In-class Exercise 5

Author

Eugene Toh

pacman::p_load(GWmodel, sf, spdep, tmap, tidyverse, knitr)
hunan <- st_read(dsn = "data/geospatial", layer = "Hunan")
hunan2012 <- read_csv("data/aspatial/Hunan_2012.csv")
hunan <- left_join(hunan, hunan2012) %>% select(1:3, 7, 15, 16, 31, 32)
write_rds(hunan, "rds/hunan.rds")

Use echo: false to hide the import.

GWModel is too old to work with sf, so we have to use sp.

hunan_sp <- hunan %>% as_Spatial()

The cool thing about GWModel is that it has features to help us determine the bandwidth. It has two method types, cross validation ("CV") and AIC.

To use fixed distance, just change adaptive to FALSE. Note that the output is kilometres instead of metres.

Note that if using fixed distance, changing types can yield a large difference. Just experiment with the output.
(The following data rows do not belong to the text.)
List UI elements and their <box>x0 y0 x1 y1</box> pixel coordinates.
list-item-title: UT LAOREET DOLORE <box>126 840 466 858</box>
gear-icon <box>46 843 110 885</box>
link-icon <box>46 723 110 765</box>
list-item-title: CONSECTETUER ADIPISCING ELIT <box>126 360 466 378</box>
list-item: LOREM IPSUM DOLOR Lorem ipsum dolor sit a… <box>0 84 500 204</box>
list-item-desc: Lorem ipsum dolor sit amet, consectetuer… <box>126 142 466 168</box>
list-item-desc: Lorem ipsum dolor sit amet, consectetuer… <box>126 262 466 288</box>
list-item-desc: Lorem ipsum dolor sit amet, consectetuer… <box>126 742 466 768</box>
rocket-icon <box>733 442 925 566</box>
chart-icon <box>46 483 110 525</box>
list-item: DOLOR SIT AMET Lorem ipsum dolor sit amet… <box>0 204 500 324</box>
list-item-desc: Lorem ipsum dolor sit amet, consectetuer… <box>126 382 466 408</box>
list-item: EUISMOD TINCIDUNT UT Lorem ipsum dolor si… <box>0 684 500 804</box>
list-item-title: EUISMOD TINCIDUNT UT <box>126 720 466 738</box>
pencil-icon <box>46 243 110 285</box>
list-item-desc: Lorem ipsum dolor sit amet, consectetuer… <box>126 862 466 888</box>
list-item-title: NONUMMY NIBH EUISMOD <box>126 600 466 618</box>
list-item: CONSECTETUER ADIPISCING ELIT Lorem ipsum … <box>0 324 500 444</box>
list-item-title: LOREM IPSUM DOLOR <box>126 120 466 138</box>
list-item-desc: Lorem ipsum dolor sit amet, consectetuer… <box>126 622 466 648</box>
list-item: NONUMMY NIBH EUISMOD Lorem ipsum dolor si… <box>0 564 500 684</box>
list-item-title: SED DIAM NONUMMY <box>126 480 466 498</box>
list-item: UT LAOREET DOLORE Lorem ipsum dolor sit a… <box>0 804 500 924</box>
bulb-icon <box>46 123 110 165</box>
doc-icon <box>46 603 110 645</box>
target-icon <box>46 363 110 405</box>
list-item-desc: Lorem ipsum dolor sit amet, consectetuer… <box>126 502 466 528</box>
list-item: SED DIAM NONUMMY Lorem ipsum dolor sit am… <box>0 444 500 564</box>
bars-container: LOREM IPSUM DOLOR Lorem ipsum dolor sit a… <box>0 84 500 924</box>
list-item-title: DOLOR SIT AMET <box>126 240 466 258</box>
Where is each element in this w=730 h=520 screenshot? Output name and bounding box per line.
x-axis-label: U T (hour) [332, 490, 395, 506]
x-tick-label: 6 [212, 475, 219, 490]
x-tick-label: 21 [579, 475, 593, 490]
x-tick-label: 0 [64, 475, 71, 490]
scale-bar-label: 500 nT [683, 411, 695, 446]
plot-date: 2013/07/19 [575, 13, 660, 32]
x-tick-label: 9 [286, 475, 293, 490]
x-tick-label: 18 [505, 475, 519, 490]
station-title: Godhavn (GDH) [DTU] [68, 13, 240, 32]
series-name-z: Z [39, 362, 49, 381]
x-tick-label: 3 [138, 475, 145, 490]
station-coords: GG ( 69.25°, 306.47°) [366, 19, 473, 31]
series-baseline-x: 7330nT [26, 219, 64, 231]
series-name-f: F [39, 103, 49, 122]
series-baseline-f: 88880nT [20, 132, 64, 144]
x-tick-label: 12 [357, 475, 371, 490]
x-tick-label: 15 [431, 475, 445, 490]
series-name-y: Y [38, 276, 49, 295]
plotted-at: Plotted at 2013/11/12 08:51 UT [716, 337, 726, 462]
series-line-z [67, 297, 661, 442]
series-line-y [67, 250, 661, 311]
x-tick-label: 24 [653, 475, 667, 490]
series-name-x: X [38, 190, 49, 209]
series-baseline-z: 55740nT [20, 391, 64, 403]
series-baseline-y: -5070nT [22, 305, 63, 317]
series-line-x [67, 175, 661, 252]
bw_AIC <- bw.gwr(GDPPC ~ 1, data = hunan_sp, approach = "AIC", adaptive = TRUE, kernel = "bisquare", longlat = T)
Adaptive bandwidth (number of nearest neighbours): 62 AICc value: 1923.156 
Adaptive bandwidth (number of nearest neighbours): 46 AICc value: 1920.469 
Adaptive bandwidth (number of nearest neighbours): 36 AICc value: 1917.324 
Adaptive bandwidth (number of nearest neighbours): 29 AICc value: 1916.661 
Adaptive bandwidth (number of nearest neighbours): 26 AICc value: 1914.897 
Adaptive bandwidth (number of nearest neighbours): 22 AICc value: 1914.045 
Adaptive bandwidth (number of nearest neighbours): 22 AICc value: 1914.045 
bw_AIC
[1] 22
gwstat <- gwss(data = hunan_sp, vars = "GDPPC", bw = bw_AIC, kernel = "bisquare", adaptive = TRUE, longlat = T)

Note that the parameters for this and bandwidth calculation must be the same. The bandwidth of 22 neighbours gets interpreted as 22 kilometres if you specify it incorrectly.

This includes self.

If you go look at gwstat[["SDF"]]@data, it does not have a column that you can easily join with. So first we convert that into a data-frame.

gwstat_df <- as.data.frame(gwstat$SDF)
hunan_gstat <- cbind(hunan, gwstat_df)

cbind simply uses the row number to join. This means that the sequence must not change and hence you cannot sort your data.

tm_shape(hunan_gstat) +
  tm_fill("GDPPC_LM", n = 5, style = "quantile") +
  tm_borders(alpha = 0.5) +
  tm_layout(main.title = "Distribution of geographically weighted mean", main.title.position = "center", main.title.size = 2.0, legend.text.size = 1.2, legend.height = 1.5, legend.width = 1.5, frame = TRUE)